You are a nonresident alien if you are an alien (non-U.S. citizen) and do not meet either the green card test or substantial presence test. A nonresident alien is subject to tax on income from U.S. sources. Nonresident aliens may be required to file the nonresident alien individual income tax return (Form 1040-NR) and/or Form 8843 if claiming an exemption from the substantial presence test.
If you were both a nonresident alien and resident alien during the same tax year, please refer to the FAQ for more information on dual-status reporting.
MIT HR/Payroll Resources and Guidance
MIT relies on the Sprintax Tax Determination System (TDS) to help you, as a foreign national, determine your U.S. tax status (non-resident alien vs. resident alien) and whether you are tax exempt because of your home country’s tax treaty with the United States.
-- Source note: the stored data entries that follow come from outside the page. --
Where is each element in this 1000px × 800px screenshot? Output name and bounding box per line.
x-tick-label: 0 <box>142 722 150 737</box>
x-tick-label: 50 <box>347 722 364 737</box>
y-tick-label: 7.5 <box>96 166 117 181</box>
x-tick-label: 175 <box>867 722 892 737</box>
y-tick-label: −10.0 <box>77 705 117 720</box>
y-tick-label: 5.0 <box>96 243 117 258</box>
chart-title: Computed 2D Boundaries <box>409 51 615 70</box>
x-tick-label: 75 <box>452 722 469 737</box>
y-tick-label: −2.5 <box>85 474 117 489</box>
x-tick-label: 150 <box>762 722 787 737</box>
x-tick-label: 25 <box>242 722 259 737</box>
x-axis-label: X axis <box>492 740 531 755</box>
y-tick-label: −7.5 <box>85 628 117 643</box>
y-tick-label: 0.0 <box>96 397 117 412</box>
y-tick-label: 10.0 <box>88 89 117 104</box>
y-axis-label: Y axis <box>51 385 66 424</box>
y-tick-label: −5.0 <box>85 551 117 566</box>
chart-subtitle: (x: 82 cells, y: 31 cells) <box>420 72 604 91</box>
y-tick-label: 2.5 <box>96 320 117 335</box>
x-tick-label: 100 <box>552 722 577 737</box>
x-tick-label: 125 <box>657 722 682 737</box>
Please note that you will be asked to enter a Social Security number into Sprintax TDS. If you don’t have a Social Security number, MIT employees and affiliates can reference the ISchO site and students the ISO site to learn more about applying for one. You will need to complete your Sprintax TDS profile even if you do not have a Social Security Number (SSN).
In order to determine your tax status, you will need to provide the following documentation:
- Copies of your DS-2019 or I-20, I-94 and Visa Sticker/Stamp (in Passport)
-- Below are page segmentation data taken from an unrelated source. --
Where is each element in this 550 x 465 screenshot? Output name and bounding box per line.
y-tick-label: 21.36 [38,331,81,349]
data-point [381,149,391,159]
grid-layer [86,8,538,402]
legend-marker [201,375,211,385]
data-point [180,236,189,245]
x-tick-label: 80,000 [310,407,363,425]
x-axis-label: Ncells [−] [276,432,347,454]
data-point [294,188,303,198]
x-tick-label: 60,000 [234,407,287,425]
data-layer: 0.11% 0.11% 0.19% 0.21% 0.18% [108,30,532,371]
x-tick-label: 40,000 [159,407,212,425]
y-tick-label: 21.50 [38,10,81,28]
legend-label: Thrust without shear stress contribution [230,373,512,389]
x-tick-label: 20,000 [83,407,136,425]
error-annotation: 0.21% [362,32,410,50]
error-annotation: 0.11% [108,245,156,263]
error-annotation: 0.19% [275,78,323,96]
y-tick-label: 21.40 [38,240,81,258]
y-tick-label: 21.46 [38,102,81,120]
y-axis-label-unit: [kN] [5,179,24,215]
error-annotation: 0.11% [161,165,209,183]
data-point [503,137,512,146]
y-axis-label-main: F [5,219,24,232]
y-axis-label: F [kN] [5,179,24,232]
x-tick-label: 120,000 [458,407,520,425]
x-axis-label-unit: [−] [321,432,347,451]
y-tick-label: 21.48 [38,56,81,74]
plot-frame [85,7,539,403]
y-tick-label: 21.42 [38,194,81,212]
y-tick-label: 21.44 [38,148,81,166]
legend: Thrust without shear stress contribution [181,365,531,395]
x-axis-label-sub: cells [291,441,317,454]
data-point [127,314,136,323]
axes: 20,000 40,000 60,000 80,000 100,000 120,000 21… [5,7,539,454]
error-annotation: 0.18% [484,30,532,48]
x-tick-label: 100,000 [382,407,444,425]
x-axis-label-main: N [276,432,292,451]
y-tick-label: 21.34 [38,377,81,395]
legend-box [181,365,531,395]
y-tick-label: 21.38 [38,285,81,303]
The Sprintax TDS system offers secure and easy electronic document transfer, so there is no need to print and mail or email password protected documents. You will be able to sign them electronically with Adobe Acrobat DC Pro (available for free to the MIT community via the IS&T website https://ist.mit.edu/adobe/cc). Information provided to Sprintax TDS is stored securely and will only be used by MIT for purposes of tax withholding and reporting.
If your status switches from fellow to employee or vice versa, you must file a new tax treaty exemption claim.
VPF HR/Payroll Assistance
A VPF HR/Payroll foreign national tax specialist holds office hours at the Atlas Service Center in E17-106 on Tuesdays and Thursdays from 9 am through 4:30 pm to help international students, faculty, researchers, and staff determine their U.S. tax status.
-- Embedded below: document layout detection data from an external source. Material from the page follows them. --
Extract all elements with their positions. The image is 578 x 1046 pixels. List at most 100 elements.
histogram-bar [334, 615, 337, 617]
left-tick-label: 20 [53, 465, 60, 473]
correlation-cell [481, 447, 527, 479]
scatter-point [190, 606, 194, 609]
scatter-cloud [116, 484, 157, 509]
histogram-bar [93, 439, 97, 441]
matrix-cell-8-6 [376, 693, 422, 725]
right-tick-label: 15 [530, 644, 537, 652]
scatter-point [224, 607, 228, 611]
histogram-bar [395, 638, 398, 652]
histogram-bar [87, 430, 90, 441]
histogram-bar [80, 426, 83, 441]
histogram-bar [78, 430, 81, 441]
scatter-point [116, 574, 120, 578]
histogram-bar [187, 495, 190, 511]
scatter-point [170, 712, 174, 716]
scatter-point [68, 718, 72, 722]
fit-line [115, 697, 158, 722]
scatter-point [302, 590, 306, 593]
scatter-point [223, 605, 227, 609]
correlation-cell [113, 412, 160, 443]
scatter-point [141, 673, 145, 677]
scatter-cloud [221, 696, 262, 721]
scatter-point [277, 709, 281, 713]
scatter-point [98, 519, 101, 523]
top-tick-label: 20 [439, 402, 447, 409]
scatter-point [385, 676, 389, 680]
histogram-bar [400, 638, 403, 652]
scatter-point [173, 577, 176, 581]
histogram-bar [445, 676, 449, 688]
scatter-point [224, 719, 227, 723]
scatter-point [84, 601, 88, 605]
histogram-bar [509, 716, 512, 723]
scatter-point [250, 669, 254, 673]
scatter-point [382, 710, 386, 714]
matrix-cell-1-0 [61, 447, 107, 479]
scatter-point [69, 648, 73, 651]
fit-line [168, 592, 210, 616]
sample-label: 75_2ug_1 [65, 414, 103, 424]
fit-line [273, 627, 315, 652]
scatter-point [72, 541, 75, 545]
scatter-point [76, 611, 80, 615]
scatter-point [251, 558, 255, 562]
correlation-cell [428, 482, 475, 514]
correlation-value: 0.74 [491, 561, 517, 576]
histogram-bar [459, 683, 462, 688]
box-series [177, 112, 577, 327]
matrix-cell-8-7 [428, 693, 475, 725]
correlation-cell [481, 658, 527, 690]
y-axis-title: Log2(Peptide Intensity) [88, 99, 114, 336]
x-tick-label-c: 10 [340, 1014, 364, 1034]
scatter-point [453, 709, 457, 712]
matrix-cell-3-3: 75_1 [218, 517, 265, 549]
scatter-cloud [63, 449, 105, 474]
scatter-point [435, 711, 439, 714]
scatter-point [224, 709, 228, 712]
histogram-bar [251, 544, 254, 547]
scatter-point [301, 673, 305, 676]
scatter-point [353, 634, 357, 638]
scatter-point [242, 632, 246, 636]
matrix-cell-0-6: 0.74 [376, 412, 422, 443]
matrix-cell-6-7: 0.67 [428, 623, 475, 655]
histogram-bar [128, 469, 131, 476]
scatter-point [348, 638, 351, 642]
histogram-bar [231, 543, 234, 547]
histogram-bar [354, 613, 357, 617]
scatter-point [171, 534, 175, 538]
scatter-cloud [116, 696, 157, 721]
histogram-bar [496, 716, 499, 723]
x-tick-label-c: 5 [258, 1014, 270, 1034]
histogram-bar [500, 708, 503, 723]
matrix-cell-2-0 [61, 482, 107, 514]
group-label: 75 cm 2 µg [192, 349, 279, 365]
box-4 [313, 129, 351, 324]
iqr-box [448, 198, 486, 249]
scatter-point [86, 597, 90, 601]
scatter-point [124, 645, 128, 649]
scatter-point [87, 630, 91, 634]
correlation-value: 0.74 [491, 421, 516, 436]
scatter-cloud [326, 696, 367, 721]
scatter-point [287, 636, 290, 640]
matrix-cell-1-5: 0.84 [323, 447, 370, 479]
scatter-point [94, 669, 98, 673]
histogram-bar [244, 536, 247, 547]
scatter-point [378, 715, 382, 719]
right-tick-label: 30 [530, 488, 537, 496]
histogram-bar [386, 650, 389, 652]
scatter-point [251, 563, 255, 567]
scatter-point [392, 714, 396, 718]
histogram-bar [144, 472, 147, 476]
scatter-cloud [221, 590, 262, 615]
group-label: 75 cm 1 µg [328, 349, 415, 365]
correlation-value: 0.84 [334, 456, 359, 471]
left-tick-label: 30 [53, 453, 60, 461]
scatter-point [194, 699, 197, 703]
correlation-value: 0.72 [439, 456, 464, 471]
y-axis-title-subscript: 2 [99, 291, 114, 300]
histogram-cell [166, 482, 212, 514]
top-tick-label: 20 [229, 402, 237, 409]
Log in to Atlas—MIT’s self-service and administrative systems hub—to book these appointments online. See the Atlas Full Catalog menu on the left. Choose Atlas Service Center In-person Services, then Tax Treaty Guidance, to book appointments at the Atlas Service Center.
Change in Tax Status
If you are an MIT affiliate or MIT employee and you become a resident alien for federal tax purposes, you should notify VPF HR/Payroll (email@example.com) and complete a new Form W-4 through Atlas if necessary. You are responsible for updating your status, as it is not MIT’s responsibility to report these changes. If you were both a nonresident alien and resident alien during the same tax year, please refer to the FAQ for more information on dual-status reporting.
If your status changes from a nonresident alien to a resident alien, your tax compliance obligations will change. The IRS website provides additional information regarding taxation of U.S. resident aliens.
The content in this website is provided for informational purposes only. MIT does not offer legal, accounting, or tax advice and services. This information should not be used as a substitute for consultation with a professional accounting, tax, or legal advisor. MIT recommends that students consult a tax advisor for individual tax advice.